The Walking Path Entertainment producers are concerned about the impact of the Covid-19 virus on Broadway theater companies.
Our play Exit Strategy was moving toward a Broadway production earlier this year when the pandemic changed everything. Even with closing businesses, including theaters, the pandemic hit New York city residents hard. No one knows when life, and theater, will return to normal. Below are excerpts from a recent Forbes article.
At particular risk are the city’s arts institutions, including hundreds of theater companies which support its cachet as America’s cultural hub. If the proposals are adopted, the Department of Cultural Affairs (DCLA), which allocates public funding for such organizations, will see its budget slashed by $75.4 million – a 35% reduction from the previous year.
“Most of our members rely on DCLA funding, and for many of them it’s their largest grant,” says Ginny Louloudes, executive director of A.R.T./NY, a service organization that supports over 400 theater companies in the five boroughs. ‘This is really, really bad. For everyone.”
Many such theaters draw from the same funding sub-pool, labeled “Cultural Programs” in the DCLA’s budget. The initial January proposal had already cut away millions compared to the prior year, when it $84 million to allocate. If the new revisions are approved, that pool will shrink even further, to just $29 million – a reduction of almost two-thirds.

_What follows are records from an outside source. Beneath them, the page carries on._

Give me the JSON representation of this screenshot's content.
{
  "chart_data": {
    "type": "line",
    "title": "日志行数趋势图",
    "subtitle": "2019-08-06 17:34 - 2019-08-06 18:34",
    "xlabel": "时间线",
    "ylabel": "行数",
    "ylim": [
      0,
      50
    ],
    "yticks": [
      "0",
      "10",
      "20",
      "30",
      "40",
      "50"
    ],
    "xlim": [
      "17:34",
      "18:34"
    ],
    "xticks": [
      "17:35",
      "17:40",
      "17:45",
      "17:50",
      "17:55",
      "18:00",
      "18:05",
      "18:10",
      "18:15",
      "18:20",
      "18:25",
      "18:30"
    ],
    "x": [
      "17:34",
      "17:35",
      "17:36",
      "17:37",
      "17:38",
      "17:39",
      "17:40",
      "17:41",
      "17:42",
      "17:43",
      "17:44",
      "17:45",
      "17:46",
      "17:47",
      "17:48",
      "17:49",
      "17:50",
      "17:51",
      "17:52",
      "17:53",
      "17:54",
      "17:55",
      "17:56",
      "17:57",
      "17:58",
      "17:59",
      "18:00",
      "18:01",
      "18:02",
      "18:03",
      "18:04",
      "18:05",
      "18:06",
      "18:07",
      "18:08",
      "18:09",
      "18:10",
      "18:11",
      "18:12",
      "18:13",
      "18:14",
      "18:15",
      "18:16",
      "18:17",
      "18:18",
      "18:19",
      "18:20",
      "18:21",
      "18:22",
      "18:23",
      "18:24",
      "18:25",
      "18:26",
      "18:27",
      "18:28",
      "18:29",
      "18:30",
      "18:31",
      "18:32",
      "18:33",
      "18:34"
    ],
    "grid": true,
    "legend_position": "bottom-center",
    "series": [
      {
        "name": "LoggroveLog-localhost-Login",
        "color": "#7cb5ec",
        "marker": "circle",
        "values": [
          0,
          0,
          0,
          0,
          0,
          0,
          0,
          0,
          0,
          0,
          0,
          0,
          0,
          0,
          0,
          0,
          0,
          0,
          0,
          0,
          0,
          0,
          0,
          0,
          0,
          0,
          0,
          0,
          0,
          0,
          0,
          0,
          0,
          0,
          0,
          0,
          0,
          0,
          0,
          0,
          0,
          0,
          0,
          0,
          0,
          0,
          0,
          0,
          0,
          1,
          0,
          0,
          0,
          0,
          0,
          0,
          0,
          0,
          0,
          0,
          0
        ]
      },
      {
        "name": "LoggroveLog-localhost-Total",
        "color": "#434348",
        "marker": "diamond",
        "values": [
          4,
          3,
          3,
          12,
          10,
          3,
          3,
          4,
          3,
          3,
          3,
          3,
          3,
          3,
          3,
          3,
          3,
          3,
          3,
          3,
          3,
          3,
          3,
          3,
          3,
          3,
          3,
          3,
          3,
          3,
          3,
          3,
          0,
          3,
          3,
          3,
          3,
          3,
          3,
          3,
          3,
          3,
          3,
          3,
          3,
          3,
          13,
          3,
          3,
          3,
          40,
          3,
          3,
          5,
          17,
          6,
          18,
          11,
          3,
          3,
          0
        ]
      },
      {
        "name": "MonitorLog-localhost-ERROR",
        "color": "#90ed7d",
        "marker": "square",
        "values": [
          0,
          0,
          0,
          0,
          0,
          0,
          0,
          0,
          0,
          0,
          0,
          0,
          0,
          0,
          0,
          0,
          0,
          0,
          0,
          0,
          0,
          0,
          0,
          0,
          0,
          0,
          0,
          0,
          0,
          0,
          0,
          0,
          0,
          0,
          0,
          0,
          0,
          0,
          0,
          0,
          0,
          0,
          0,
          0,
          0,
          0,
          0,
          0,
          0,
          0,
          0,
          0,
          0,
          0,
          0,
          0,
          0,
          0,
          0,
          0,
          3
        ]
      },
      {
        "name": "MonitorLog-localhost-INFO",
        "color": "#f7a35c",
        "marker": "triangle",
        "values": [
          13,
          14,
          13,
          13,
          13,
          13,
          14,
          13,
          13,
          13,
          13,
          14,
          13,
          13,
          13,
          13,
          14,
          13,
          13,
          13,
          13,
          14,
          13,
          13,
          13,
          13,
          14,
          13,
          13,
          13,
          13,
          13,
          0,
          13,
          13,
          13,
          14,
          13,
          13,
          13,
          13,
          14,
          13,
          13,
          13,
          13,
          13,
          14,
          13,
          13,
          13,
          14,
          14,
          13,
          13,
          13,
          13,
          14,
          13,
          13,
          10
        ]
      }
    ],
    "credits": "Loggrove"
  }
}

Since March 12th, Broadway has been dark, and nearly all the smaller theaters in town have followed suit. The Broadway League, one of the industry’s trade organizations, set a hopeful re-opening date of June 7th, which is all but guaranteed to be pushed back further, possibly into next winter. A recent survey by Shugoll Research, a national marketing research firm, showed that even if theaters re-opened this summer, only 25% of ticket buyers would feel safe seeing a show.
…The arts aren’t some glitzy barnacle clinging to the Good Ship NYC. They represent a significant piece of the city’s economy, and workforce. According to League research reports, Broadway alone accounts for almost $14 billion in economic impact each year, and supports 87,000 jobs, both directly and in ancillary business like hotels and restaurants, which thrive off the tourist traffic; 14.6 million people attended a Broadway show in 2019.
Many of those jobs will be among the 500,000 lost by September, if the city’s projections hold up. And that’s just Broadway. The 400+ smaller theaters often partner with local bars, restaurants, and hotels, becoming community hubs in their own right, and employing thousands of full-time, part-time, and freelance workers.
If the budget is passed as is, it will hamstring a key pillar of the city’s economic and cultural fabric, and could sound the death knell for a multitude of small institutions that received support last year.